Il decreto dà precise indicazioni su come questa riduzione del disavanzo dovrà essere attuata. Innanzitutto “valorizzando le entrate” attraverso la ricognizione del patrimonio, l’incremento dei canoni di concessione e locazione, la predisposizione di piani di valorizzazione e alienazione. Poi incrementando la riscossione delle entrate proprie attraverso l’impegno ad affidare al concessionario, almeno 30 mesi prima che si prescrivano (20 nei primi di due anni di attuazione degli accordi) i carichi relativi ai crediti maturati e esigibili. Ma non è finita. La ricetta di austerity imposta dai patti salva-enti prevede ancora:
- riduzioni strutturali del 2% annuo degli impegni di spesa di parte corrente per i servizi istituzionali, generali e di gestione;
- la completa attuazione delle misure di razionalizzazione delle partecipate;
- la razionalizzazione degli spazi occupati dagli uffici pubblici in modo da conseguire una riduzione della spesa per locazioni passive;
- la riorganizzazione delle strutture amministrative con l’obiettivo di realizzare una riduzione degli uffici di livello dirigenziale e delle dotazioni organiche e un potenziamento degli uffici coinvolti nel Pnrr;
- il riordino degli uffici allo scopo di eliminare duplicazioni e sovrapposizioni di strutture;
- il contenimento della spesa per il personale a cominciare dalle risorse per il trattamento accessorio anche dei dirigenti;
- l’incremento della qualità, quantità e diffusione dei servizi alla cittadinanza;
- l’incremento degli investimenti (anche grazie ai fondi Pnrr, del Fondo complementare e degli altri fondi nazionale ed europei);
- l’incremento dei pagamenti per investimenti nel periodo 2022-2026 rispetto alla media del triennio precedente, in misura pari alle risorse assegnate aumentate del 5%.
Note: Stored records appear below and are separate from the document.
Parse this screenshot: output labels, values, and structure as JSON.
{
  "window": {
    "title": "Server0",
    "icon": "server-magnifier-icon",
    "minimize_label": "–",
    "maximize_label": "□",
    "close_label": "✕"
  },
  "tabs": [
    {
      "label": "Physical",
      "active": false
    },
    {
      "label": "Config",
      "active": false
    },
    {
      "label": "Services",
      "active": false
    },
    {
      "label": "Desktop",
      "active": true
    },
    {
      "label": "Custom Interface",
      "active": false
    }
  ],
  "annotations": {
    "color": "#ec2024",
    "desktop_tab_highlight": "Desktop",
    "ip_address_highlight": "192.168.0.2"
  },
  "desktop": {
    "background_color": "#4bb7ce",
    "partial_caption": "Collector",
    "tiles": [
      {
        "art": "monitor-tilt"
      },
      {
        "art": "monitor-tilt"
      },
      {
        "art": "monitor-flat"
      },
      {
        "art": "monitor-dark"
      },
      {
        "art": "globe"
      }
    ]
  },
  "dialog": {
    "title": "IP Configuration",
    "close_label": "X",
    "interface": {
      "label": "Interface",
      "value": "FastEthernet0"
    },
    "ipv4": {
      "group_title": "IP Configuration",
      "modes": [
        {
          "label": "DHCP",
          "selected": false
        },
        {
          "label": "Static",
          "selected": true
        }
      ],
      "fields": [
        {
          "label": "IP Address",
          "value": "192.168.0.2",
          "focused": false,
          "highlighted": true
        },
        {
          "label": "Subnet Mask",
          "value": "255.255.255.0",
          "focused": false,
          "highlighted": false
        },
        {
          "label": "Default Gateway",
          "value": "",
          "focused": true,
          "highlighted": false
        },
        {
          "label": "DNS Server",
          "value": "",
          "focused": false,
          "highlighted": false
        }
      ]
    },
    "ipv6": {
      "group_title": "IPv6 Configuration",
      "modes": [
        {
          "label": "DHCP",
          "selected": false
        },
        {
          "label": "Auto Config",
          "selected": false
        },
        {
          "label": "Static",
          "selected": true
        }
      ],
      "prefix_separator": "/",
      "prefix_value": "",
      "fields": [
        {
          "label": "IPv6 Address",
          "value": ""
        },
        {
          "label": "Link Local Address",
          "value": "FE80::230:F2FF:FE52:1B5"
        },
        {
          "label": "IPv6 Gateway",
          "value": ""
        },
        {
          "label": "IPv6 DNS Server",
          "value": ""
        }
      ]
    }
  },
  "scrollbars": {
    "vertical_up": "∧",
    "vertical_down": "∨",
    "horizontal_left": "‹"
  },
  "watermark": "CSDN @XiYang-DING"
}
I patti salva-enti per il riequilibrio strutturale
Ai patti salva enti potranno accedere anche i comuni sedi di città metropolitana (diversi da Napoli, Torino, Reggio Calabria e Palermo già beneficiari dei contributi della legge di bilancio) e i comuni capoluoghi di provincia diversi da quelli di cui sopra con un debito pro capite superiore a 1.000 euro che intendano avviare un percorso di riequilibrio strutturale. Oltre alla leva dell’addizionale comunale Irpef (aumentata in misura non inferiore allo 0,2%) tali enti potranno anche istituire (in aggiunta o in alternativa all’aumento dell’Irpef comunale) un’addizionale comunale sui diritti di imbarco portuale o aeroportuale pari almeno a 2 euro per passeggero. E potranno adottare tutte o solo alcune delle misure di risanamento viste prima.